Authors: Thyagarajan, Harshavardhan
Keywords: Sexual Conflict
Baseline Populations
Female Fecundity​
Mating Behaviour Assays​
Issue Date: 1-Sep-2018
Publisher: IISERM
Abstract: Reproduction in sexually reproducing species was classically seen as a cooperative effort between individuals that benefited from it symmetrically. This canon has since been rejected on the back of theoretical and empirical evidence that suggest that it is instead a game of conflict between individuals with discordant interests, as a consequence of the different costs and benefits associated with the reproduction for each sex. This discord in interests is especially prominent in large, promiscuous populations. Verbal and formal models predict that this conflict can act as an engine for speciation between allopatric populations, but experimental evidence for the same remains inconclusive.

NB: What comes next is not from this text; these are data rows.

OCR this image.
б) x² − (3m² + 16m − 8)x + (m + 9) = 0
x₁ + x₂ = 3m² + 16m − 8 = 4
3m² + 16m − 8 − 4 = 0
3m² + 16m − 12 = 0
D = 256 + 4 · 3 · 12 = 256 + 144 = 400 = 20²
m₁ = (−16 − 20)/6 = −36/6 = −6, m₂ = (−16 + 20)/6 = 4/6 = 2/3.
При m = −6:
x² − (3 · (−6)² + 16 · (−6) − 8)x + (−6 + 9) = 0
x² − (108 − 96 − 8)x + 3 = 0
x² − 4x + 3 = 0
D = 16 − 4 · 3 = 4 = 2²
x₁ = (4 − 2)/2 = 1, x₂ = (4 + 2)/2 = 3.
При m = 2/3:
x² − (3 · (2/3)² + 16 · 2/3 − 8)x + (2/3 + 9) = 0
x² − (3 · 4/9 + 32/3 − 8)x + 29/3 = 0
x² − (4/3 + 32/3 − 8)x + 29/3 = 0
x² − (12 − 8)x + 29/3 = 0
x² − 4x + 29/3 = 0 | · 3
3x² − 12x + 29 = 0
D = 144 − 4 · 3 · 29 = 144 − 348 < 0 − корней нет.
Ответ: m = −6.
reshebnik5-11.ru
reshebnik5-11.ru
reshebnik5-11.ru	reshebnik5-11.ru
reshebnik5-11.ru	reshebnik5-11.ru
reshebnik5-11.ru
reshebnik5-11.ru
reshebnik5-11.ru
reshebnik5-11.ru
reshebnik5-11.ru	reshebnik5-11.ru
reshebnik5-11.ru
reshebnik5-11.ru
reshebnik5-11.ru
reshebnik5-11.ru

A recently published study conducted on ​ Drosophila melanogaster ​ suggests that populations experimentally evolved at higher levels of sexual conflict do in fact show higher levels of prezygotic reproductive isolation between allopatric replicates than those in relaxed conditions (with respect to sexual conflict). Using the same model system, this study investigates the levels of postzygotic reproductive isolation that have evolved between allopatric replicates under both relaxed conditions and the stress of sexual conflict.